Pembinaan Paskibraka kala itu dipegang oleh Kementerian Pemuda dan Olah Raga. Namun, sejak 2022, pembinaan Paskibraka Pusat dilakukan oleh Badan Pembinaan Ideologi Pancasila (BPIP). “Kami mengecam hal ini. Ini pelanggaran yang serius karena UUD 1945 Pasal 29 menjamin kemerdekaan semua warga negara menjalankan agamanya termasuk berhijab,” kata dia.

Rachmat mengatakan, saat ini akan menghimpun keberatan bersama PPI daerah lainnya untuk menyikapi hal yang menurut mereka merupakan “pelanggaran konstitusi yang serius. “Ini ironis karena dilakukan oleh BPIP badan yang seharusnya bertanggung jawab mengamalkan Pancasila, namun malah mengkhianati sila Ketuhanan yang Maha Esa.”

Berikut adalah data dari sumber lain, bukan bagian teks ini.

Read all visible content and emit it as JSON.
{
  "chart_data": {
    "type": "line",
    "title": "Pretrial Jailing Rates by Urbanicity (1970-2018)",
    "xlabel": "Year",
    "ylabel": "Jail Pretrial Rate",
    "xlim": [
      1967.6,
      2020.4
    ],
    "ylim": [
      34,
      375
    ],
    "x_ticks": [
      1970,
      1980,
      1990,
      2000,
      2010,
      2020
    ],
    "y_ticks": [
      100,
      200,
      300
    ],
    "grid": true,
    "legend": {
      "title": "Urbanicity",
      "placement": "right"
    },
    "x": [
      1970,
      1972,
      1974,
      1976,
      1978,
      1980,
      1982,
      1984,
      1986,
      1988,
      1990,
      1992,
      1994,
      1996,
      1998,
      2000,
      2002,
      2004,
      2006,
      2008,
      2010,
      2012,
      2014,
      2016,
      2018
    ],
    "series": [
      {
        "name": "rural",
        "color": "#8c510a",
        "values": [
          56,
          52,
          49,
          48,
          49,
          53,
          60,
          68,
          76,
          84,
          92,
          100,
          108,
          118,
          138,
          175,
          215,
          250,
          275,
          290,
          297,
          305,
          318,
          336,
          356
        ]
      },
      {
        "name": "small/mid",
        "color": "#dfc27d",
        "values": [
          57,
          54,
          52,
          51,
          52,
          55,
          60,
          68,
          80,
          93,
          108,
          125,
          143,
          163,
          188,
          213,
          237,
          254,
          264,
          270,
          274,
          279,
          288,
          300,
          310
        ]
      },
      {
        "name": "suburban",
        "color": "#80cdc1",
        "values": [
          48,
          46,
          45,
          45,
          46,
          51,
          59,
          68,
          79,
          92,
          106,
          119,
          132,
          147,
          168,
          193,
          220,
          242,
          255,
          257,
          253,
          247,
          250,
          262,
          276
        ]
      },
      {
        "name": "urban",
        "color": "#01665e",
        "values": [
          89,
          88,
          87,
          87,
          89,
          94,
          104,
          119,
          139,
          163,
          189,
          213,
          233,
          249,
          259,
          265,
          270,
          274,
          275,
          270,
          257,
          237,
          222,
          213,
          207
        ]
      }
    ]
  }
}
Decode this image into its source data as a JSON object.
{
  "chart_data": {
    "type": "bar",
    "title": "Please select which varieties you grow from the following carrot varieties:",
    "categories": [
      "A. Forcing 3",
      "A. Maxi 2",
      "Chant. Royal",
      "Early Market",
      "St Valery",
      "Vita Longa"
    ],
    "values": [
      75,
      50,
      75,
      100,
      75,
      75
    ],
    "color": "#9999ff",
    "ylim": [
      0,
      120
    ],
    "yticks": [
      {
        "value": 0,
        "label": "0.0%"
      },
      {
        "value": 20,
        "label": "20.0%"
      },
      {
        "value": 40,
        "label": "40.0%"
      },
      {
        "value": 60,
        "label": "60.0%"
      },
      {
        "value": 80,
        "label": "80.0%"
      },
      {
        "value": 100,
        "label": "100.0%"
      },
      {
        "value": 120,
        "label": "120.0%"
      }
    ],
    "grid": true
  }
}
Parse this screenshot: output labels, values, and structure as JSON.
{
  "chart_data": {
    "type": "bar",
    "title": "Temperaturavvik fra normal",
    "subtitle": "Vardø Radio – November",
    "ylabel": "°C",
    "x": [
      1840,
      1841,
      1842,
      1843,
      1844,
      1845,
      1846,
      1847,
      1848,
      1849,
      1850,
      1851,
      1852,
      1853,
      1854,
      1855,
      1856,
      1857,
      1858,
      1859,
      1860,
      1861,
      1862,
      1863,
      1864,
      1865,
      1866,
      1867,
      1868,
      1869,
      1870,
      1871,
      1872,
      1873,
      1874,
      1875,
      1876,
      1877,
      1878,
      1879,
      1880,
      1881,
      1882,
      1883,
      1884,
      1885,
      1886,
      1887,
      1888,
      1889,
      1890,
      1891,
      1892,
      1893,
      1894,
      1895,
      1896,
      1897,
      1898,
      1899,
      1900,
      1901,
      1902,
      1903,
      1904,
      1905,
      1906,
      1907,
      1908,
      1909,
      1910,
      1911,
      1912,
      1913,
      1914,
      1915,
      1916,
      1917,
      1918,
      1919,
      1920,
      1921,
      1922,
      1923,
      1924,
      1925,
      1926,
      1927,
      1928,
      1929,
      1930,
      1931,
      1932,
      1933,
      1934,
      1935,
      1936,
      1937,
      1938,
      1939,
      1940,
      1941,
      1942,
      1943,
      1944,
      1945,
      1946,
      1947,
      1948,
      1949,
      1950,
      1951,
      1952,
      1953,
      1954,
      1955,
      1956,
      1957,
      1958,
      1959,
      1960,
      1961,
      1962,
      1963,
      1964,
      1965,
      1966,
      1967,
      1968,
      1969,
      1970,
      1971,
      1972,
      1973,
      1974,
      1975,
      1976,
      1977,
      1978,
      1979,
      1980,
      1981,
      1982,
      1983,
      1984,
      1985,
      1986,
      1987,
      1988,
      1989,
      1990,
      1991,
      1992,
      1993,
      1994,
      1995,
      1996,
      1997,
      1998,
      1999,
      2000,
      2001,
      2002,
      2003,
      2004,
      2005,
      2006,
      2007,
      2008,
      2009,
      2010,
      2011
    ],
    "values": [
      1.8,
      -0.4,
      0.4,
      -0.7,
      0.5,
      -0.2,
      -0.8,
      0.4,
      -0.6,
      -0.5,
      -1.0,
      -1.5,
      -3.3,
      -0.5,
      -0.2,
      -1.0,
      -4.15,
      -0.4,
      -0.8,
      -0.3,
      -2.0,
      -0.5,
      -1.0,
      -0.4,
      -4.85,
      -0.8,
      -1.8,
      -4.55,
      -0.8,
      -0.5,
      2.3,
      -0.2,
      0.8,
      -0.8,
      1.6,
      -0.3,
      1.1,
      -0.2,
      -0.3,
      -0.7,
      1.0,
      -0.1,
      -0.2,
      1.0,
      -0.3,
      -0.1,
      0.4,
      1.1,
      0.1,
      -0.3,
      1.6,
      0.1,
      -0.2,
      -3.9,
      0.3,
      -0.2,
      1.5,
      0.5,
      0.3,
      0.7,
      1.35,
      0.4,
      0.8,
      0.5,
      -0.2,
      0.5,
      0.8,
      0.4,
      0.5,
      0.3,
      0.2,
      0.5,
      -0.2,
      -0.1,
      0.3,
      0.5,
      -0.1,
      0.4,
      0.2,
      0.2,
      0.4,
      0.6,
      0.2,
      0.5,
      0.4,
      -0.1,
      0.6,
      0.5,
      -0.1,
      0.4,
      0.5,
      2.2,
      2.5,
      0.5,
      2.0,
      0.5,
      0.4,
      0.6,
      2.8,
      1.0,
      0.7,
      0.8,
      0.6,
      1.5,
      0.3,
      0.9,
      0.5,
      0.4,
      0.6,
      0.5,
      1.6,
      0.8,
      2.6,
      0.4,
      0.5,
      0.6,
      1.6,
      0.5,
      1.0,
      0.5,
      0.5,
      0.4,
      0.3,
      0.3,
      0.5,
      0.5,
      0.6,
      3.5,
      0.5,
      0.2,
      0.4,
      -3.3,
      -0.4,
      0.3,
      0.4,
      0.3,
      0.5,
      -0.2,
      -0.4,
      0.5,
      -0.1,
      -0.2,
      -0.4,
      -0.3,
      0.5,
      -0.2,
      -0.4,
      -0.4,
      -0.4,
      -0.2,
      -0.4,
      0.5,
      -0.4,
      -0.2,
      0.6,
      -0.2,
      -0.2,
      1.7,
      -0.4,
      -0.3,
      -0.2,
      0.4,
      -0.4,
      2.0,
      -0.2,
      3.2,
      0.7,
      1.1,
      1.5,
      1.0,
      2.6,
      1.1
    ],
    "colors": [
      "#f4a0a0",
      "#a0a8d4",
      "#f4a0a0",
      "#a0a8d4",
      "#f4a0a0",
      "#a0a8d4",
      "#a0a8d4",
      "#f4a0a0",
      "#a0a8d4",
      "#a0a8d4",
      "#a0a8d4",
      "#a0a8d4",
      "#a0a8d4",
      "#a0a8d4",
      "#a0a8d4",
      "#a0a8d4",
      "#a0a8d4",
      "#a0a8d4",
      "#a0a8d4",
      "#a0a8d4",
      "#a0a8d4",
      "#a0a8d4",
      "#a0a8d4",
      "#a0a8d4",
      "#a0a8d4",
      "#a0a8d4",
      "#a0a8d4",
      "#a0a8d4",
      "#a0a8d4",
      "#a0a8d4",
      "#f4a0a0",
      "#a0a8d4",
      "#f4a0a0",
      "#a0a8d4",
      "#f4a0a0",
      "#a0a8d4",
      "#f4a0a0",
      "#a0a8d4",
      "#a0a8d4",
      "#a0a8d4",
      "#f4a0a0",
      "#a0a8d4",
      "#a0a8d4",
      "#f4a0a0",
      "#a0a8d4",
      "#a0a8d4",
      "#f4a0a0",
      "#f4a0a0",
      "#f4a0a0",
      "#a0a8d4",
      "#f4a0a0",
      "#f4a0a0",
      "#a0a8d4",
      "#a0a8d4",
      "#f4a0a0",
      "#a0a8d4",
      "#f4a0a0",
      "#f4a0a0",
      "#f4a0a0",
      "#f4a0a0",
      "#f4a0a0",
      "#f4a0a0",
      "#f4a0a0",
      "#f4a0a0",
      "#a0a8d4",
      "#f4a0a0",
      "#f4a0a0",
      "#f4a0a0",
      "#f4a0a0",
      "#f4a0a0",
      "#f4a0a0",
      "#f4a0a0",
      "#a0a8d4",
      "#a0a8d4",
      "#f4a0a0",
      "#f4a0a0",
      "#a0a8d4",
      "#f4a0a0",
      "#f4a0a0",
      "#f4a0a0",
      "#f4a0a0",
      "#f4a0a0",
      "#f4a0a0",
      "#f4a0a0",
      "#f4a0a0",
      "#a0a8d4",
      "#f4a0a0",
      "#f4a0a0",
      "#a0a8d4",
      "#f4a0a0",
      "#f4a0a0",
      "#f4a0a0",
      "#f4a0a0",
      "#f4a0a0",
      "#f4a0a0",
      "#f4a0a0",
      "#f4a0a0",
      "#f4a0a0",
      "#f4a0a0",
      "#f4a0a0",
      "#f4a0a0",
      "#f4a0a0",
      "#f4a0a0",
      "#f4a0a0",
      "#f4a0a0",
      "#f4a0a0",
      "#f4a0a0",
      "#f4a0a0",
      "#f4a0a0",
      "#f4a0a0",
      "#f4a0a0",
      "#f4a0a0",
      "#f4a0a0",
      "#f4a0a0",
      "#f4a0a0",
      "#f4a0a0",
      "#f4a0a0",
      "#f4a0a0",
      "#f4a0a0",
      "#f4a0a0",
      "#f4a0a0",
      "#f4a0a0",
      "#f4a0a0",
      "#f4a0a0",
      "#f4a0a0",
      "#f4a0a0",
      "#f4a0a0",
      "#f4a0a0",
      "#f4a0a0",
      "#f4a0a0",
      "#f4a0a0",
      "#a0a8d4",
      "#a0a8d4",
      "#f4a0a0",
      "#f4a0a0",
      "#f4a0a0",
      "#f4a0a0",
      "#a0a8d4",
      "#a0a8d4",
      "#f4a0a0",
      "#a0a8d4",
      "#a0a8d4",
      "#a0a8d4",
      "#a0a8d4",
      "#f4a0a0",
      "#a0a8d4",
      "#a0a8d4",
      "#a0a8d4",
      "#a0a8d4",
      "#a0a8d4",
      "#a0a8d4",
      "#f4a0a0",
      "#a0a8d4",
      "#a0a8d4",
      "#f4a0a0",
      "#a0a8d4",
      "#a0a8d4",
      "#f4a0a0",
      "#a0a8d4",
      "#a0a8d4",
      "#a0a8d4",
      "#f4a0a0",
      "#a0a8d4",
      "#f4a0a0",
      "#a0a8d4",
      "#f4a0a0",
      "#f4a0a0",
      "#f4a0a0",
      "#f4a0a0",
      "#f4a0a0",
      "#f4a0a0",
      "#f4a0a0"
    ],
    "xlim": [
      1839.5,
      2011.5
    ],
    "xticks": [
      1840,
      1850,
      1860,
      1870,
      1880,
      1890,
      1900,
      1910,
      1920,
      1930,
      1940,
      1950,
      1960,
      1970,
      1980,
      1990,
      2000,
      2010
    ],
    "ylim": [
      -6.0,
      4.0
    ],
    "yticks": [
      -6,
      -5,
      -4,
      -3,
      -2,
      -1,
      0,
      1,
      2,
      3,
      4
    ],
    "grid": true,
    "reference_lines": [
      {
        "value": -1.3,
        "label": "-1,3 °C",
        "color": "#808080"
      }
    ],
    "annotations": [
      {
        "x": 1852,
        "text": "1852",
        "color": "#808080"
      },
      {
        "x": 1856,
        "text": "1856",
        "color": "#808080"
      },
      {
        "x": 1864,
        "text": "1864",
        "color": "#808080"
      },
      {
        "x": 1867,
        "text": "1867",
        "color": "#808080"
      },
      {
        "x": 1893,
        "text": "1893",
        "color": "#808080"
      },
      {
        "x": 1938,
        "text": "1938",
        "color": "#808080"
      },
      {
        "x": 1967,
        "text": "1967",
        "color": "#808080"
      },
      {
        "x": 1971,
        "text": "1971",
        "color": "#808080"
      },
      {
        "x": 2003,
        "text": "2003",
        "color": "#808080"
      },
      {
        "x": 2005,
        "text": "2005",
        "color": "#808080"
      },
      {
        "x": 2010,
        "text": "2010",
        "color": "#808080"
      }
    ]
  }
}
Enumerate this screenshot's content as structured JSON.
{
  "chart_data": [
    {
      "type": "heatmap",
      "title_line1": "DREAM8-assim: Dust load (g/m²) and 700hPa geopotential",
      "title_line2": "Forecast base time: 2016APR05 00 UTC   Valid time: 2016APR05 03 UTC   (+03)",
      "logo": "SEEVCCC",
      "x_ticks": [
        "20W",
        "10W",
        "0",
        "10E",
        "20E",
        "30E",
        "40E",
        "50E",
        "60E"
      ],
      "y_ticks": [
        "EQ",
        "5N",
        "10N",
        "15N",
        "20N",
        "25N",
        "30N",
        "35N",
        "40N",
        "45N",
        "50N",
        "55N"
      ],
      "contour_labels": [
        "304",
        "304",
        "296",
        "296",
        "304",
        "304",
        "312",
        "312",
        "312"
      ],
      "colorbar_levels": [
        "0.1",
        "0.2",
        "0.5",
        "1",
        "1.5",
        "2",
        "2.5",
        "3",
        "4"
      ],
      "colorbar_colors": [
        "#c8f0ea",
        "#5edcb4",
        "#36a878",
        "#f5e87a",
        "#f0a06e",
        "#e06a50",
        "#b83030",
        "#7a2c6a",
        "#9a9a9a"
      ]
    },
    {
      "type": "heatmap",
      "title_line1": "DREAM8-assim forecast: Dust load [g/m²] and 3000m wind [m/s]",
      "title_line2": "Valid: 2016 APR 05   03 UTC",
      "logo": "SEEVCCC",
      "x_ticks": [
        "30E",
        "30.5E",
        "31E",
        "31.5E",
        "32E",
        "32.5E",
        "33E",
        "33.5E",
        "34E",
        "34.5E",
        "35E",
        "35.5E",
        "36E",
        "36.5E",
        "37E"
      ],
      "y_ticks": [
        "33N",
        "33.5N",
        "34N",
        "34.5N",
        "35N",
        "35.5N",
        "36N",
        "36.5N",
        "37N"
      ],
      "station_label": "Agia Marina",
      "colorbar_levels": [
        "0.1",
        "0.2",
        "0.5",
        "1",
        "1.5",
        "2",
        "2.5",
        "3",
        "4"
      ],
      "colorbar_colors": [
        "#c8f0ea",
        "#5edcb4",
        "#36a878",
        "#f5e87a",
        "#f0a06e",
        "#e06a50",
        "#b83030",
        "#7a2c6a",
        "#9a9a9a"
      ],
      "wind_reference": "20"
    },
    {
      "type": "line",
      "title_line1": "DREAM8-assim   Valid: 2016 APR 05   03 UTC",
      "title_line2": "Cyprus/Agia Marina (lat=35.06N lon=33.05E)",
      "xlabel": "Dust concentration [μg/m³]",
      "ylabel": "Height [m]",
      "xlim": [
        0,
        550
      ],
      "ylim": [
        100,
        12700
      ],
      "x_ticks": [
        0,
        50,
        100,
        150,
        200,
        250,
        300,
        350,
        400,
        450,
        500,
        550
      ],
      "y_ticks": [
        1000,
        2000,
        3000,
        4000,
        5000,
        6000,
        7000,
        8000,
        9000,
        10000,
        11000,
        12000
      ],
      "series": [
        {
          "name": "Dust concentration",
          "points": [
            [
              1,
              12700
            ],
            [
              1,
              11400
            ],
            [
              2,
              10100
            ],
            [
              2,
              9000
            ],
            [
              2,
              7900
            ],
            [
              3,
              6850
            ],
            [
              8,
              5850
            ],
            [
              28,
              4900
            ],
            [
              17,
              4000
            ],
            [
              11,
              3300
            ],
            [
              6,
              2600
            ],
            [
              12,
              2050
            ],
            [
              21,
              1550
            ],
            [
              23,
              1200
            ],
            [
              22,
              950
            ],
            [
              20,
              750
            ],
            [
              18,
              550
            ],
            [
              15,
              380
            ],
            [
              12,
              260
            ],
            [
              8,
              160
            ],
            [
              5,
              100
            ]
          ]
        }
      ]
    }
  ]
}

Orang tua perwakilan Paskibraka dari Sulawesi Tengah (Sulteng) menuturkan kesedihan dan kekecewaannya melihat sang putri tak berjilbab saat pengukuhan pada 13 Agustus lalu. Ia merasa upaya membesarkan anaknya dengan nilai-nilai keagamaan direndahkan

“Jadi kemarin saya nonton YouTube, saya kaget. Perasaan saya hitung video pelatihan ada sekitar 17 atau 18 yang pakai jilbab. Tapi kali ini di barisan perempuan tak ada pakai jilbab termasuk anak saya,” kata Gatot Susilo Eko Budiyanto, kepada Republika, Rabu (14/8/2024). Ia merupakan ayahanda dari petugas Paskibraka dari Sulteng, Zahra Aisyah Aplizya.
Zaza, panggilan akrabnya, dinyatakan lolos verifikasi Calon Paskibraka Nasional tahun 2024 pada Juni lalu. Ia merupakan siswi kelas 1 SMA 2 Bungku Morowali. Usianya baru 16 tahun, namun sudah menguasai tiga bahasa asing. Perjalanannya dimulai dari seleksi di Kabupaten Morowali, kemudian di tingkat provinsi.
“Dia senang sekali begitu dinyatakan lolos kemarin itu. Memang cita-citanya jadi Paskibra dan mau lanjut ke sekolah kedinasan,” tutur Gatot yang juga merupakan kepala Dinas Kominfo Kabupaten Morowali Utara tersebut.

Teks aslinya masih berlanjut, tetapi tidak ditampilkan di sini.